I have to disagree. And I'm as left as they come by the way. I don't blame immigrants for wanting to come her to make a better life. I blame the corporations for taking advantage of that and the government for rubber stamping LMIA applications.

We'll take my little nothing town for example. Swift Current, Saskatchewan. According to the LMIA map available here, we have 84 approved temporary foreign workers, mostly in coffee chains, convenience stores and gas stations.

Meanwhile, as a retail manager, I get five or six resumes a week from people who are either a) naturalised immigrants b) Canadian by birth, or c) folks who have just recently finished up their own TFW "contract" for lack of a better word.

So the way that LMIA works is that the business owner "applies" to the federal government and makes the case that they need to get a cheap overseas labourer because there isn't any local person available to do the job. So in a town of 15000 people, there aren't 84 unemployed people looking for part time work? I know for a fact that that's not true because I get them applying here all the time.

The fact is, these corporations apply for an LMIA because they don't have to pay them more than the bare minimum for an "x" amount of time. Then when that time comes up, rather than giving our raises, they don't give them raises, forcing them (who are now effectively naturalised) to go find another job, freeing the corporation up to apply for ANOTHER LMIA, which gets rubber stamped.

Like I said, I'm as left as they come. This country is made by it's immigrants. It's rich because of our multicultural history. Immigration is a great thing. Hell, I'm a first generation Canadian. But the temporary foreign worker program is just a way for companies to use indentured servitude to create a "service class" made up of immigrants.

[–] sbv@sh.itjust.works 5 points 1 month ago

FWIW, this announcement deals solely with temporary foreign workers - I don't believe there's an easy path for a TFW to become a permanent resident.

The expansions in TFW policy are definitely corporate-friendly, in the sense that they suppress wages. They also discourage businesses from improving productivity, which has long been a problem for the Canadian economy.
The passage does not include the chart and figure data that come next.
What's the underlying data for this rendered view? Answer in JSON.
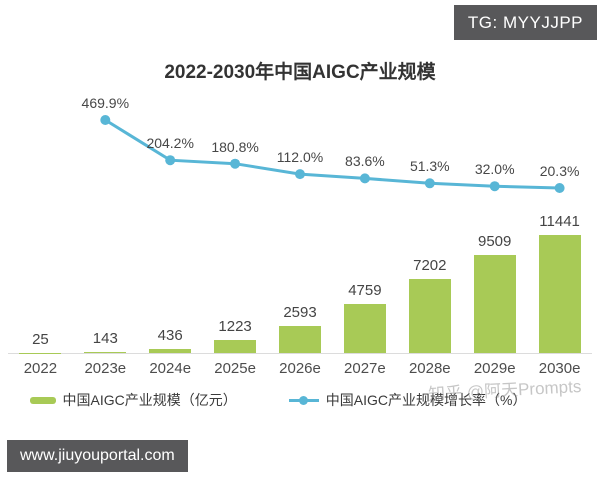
{
  "overlay": {
    "tg_badge": "TG: MYYJJPP",
    "url_badge": "www.jiuyouportal.com",
    "watermark": "知乎 @阿天Prompts"
  },
  "chart_data": {
    "type": "bar",
    "subtype": "bar+line combo",
    "title": "2022-2030年中国AIGC产业规模",
    "categories": [
      "2022",
      "2023e",
      "2024e",
      "2025e",
      "2026e",
      "2027e",
      "2028e",
      "2029e",
      "2030e"
    ],
    "series": [
      {
        "name": "中国AIGC产业规模（亿元）",
        "type": "bar",
        "color": "#a8ca56",
        "unit": "亿元",
        "values": [
          25,
          143,
          436,
          1223,
          2593,
          4759,
          7202,
          9509,
          11441
        ]
      },
      {
        "name": "中国AIGC产业规模增长率（%）",
        "type": "line",
        "color": "#58b6d6",
        "unit": "%",
        "values": [
          null,
          469.9,
          204.2,
          180.8,
          112.0,
          83.6,
          51.3,
          32.0,
          20.3
        ],
        "labels": [
          "",
          "469.9%",
          "204.2%",
          "180.8%",
          "112.0%",
          "83.6%",
          "51.3%",
          "32.0%",
          "20.3%"
        ]
      }
    ],
    "legend_position": "bottom",
    "grid": false,
    "value_labels": true,
    "ylim_bars": [
      0,
      11441
    ],
    "ylim_line_pct": [
      20.3,
      469.9
    ]
  }
}
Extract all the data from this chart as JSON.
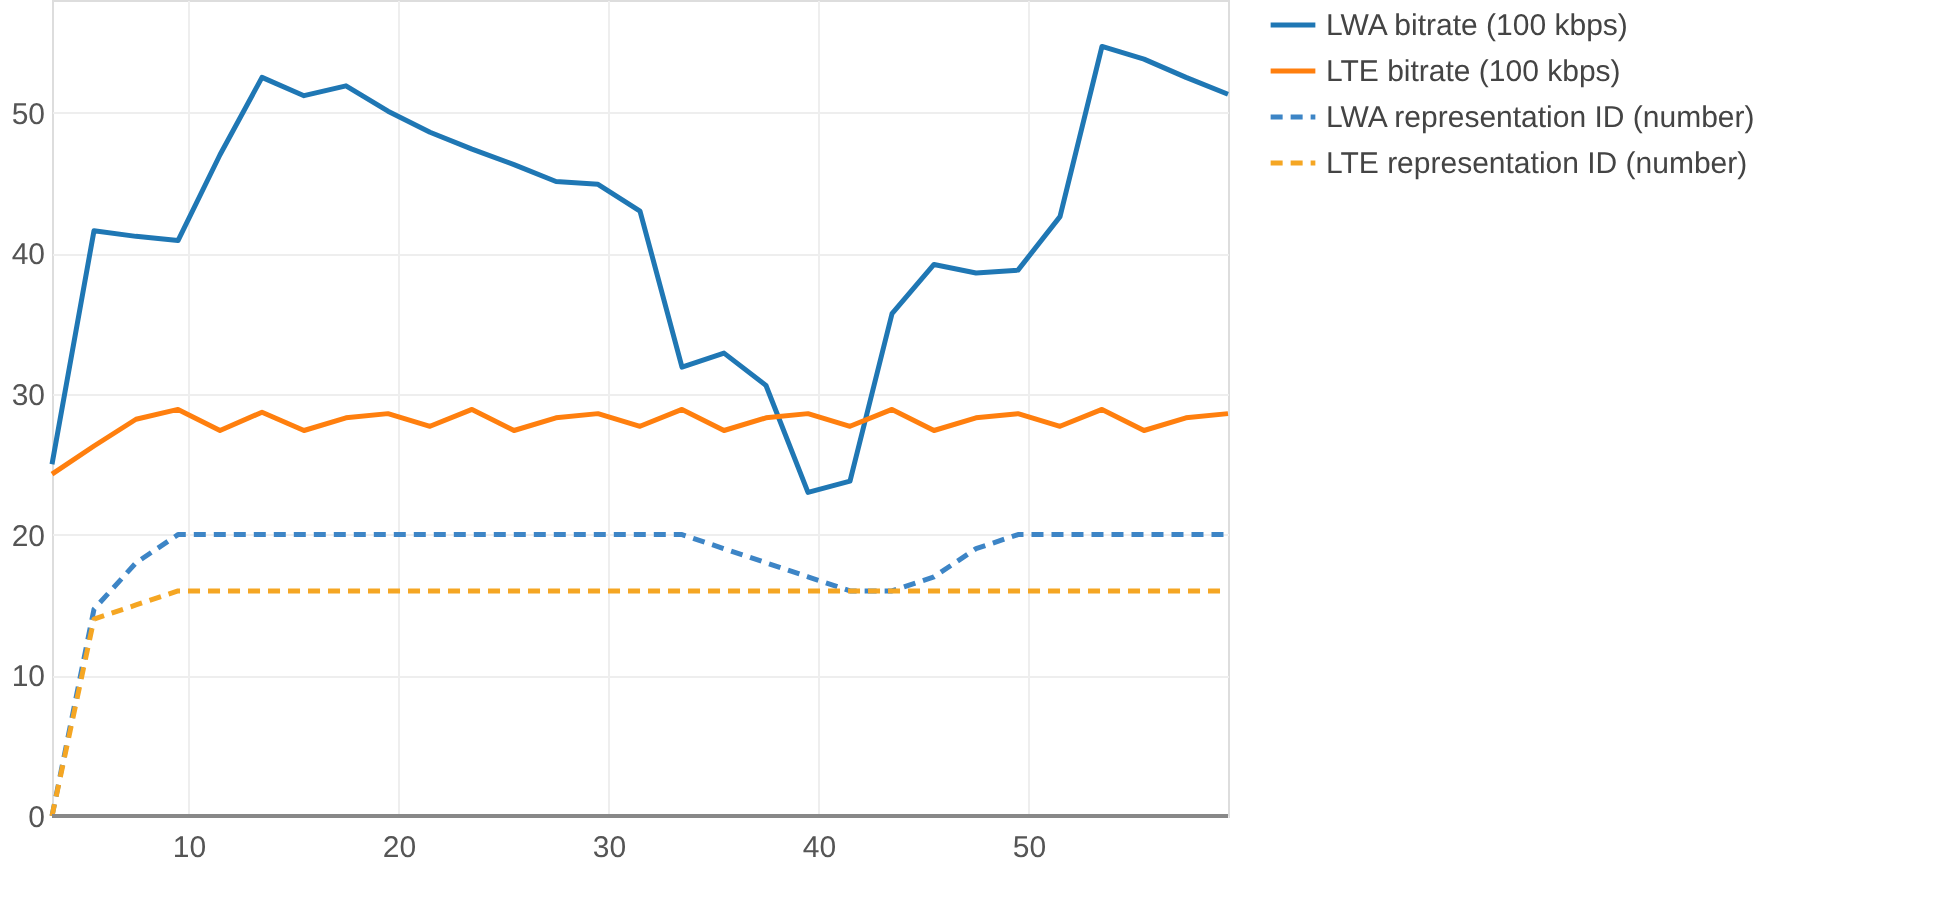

[–] floofloof@lemmy.ca 7 points 1 month ago (2 children)

Is this the Liberals deciding, a bit late in the day, that the best way to take on the Conservatives is to imitate them?

[–] RandAlThor@lemmy.ca 9 points 1 month ago (1 children)

Libs have been centrist and pro-business for sometime now. While other liberal governments had balanced policies between pro-business and social responsibilities, this liberal government seems to have exuberantly responded to business wants when it comes to labour needs. This is the mess we have here.

[–] Kichae@lemmy.ca 6 points 1 month ago

The Liberals have been unambiguously pro-business since Cretien. It's just which businesses have been the focus of their support that's changed somewhat over time. Neoliberalism has been at the heart of the party since the Red Book.

The current administration has been throwing all of its support behind big city "businesses businessing businessly" businesses. Think of Bill Morneau and his family enterprises, or anything B2B where it seems like something the client company could just do on their own, but they gain a lot of connections by working with the other business.

You know. Rich people bullshit.

[–] Revan343@lemmy.ca 3 points 1 month ago

Are you joking? Conservatives love TFWs; I guarantee the owners of places that employ most TFWs are right wing. They get to take advantage of them for however long, paying them shit wages and refusing to respect their labour rights.

Clamping down on TFWs is good for Canadians, both immigrants and those born here.